With her newest release, Written for You—her first since 2013’s You’ve Got Me EP—Portland singer-songwriter-pianist Naomi LaViolette is veering in a slightly different direction than her previous albums. LaViolette’s vocals are as smooth and rich as ever, and sonically the album is as steeped in classical music and jazz as it is in folk and pop, but the wrinkle here is in the nature of the content, and that wrinkle is the gift. Instead of solely mining the depths of her life experiences while creating songs for this album, much of the content comes from songs she was commissioned to write for others. Creating a record with this theme happened naturally, but almost accidentally.

“Someone asked me to write a song commission several years ago, and it was really fun to do,” says LaViolette. “Then I got another and that was fun to do. It was this snowball effect. My husband knew how much I loved doing these, so he said, ‘You should put all these songs on a record and call it Written for You.’ So that was how this idea was born.”

The album’s nine tracks touch on subjects ranging from the power of love (“You Are My Own”) to dreams (“Waiting to Love You”) to the beauty of creation (“Sunrise”), but while there is a theme of seeking and finding the beauty in the present, some of the album’s strongest moments occur on tracks which contemplate mortality and the eternal. Whether it’s a song written as a celebration of life for a dearly departed relative (“Forever Loved”), or an attempt to offer God genuinely unique praise, as on the album’s title track, the wonder, the gift in it all is found in LaViolette’s ability to offer something moving, something profound to someone else.

Gifts appear in various forms on the record, most notably on the exquisite closing track, “Farewell,” a spine-tingling piano-led ballad which morphs into what LaViolette calls an “explosive celebration of happy guitar.” Written for legendary Portland guitarist and producer Tim Ellis, who passed away in 2016, the song is LaViolette’s way of saying thank you to Ellis.

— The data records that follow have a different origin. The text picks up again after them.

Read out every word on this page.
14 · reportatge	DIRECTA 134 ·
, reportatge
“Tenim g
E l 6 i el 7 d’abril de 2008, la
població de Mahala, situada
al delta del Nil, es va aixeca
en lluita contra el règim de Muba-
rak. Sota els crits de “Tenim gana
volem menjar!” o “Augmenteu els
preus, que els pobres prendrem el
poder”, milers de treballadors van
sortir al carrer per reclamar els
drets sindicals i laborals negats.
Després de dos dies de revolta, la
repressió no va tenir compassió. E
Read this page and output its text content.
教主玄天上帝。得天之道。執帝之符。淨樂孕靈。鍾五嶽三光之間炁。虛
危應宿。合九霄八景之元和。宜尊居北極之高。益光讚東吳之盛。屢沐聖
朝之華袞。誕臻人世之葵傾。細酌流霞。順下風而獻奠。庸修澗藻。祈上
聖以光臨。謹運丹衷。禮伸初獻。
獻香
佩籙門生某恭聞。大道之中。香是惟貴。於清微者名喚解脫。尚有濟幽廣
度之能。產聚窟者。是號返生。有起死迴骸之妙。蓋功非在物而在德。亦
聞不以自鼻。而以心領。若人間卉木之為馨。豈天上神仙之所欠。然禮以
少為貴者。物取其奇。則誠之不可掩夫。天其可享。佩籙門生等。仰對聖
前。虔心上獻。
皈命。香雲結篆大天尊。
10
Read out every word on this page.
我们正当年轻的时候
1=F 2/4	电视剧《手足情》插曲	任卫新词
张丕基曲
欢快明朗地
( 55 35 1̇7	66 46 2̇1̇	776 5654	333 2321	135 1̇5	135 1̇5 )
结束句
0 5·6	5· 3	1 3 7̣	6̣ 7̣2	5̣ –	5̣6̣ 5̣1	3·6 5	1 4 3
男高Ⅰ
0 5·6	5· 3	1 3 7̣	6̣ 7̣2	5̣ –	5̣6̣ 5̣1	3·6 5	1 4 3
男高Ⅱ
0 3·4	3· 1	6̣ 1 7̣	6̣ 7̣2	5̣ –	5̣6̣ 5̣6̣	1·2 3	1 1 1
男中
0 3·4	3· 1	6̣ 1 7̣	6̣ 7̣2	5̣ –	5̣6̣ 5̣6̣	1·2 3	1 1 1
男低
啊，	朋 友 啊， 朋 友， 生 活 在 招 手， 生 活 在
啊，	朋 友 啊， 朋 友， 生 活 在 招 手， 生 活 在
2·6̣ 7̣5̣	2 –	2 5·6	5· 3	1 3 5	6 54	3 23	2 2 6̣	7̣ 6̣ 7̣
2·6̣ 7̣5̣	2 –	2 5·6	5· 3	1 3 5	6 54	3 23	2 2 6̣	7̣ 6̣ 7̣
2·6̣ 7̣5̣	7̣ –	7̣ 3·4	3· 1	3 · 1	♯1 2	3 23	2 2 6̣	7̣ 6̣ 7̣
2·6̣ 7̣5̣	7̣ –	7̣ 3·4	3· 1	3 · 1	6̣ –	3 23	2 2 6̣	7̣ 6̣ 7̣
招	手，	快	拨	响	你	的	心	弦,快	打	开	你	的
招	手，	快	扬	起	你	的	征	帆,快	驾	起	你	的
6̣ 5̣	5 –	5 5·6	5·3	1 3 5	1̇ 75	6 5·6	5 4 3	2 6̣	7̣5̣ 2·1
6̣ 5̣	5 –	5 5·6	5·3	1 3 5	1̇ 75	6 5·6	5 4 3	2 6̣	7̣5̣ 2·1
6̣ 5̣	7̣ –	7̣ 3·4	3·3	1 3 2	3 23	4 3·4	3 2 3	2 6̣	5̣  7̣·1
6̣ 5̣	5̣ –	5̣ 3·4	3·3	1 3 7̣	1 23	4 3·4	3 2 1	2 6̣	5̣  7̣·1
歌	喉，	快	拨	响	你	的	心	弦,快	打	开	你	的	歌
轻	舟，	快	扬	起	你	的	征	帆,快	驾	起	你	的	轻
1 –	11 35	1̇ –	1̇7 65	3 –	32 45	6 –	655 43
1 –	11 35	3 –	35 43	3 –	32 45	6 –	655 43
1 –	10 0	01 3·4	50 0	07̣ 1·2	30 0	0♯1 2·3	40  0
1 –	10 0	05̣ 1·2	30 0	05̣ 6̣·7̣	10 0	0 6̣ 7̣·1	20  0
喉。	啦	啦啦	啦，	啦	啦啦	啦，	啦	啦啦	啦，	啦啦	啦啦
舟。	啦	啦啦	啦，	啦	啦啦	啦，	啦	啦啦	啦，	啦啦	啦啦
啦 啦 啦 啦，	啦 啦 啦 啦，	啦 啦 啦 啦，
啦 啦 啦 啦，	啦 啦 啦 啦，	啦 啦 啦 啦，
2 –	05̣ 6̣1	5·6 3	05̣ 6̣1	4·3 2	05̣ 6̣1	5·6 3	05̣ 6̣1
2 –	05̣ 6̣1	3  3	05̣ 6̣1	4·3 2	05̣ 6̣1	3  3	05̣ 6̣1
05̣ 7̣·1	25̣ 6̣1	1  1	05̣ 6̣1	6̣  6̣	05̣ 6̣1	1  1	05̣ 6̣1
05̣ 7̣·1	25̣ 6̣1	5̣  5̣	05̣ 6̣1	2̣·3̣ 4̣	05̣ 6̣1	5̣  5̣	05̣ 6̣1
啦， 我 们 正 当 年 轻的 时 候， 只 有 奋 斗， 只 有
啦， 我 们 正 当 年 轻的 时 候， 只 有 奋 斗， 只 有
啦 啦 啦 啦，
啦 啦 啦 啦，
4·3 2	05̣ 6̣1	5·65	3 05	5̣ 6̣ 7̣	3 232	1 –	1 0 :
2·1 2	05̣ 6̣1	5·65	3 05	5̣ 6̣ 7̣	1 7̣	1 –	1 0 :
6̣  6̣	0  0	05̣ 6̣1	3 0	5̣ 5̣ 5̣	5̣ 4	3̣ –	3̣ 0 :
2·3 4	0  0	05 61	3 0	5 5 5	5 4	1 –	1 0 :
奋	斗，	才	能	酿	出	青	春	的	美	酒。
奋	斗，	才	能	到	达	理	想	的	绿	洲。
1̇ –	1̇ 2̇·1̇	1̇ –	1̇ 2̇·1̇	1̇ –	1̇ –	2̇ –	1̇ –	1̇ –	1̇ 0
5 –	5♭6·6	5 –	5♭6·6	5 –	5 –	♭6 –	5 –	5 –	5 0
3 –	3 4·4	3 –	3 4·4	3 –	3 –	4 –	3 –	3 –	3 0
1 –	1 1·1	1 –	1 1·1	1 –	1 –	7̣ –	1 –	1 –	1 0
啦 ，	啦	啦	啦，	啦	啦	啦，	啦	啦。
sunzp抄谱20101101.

“Tim had a huge influence on my development as an artist,” LaViolette says. “He played guitar on my first record, produced my second record, and he was a huge support to me.”

Adding to the magic of that track is the appearance of one of Tim’s protégés, Josh Cary—one of a number of guests on the album. Also making appearances are members of the Oregon Repertory Singers and the Oregon Symphony, as well as Grammy Award-winning artist Nancy Rumbel. But more than the people who have contributed to the record, or the melodies she has woven together as though they were plucked from the stars, the greatest gift she has received has been from the people who asked her to create these songs.

“It’s a blessing to write songs out of other people’s stories,” says LaViolette. “They say it’s really special to have their own song, like they’re reopening that gift every time they listen to it.”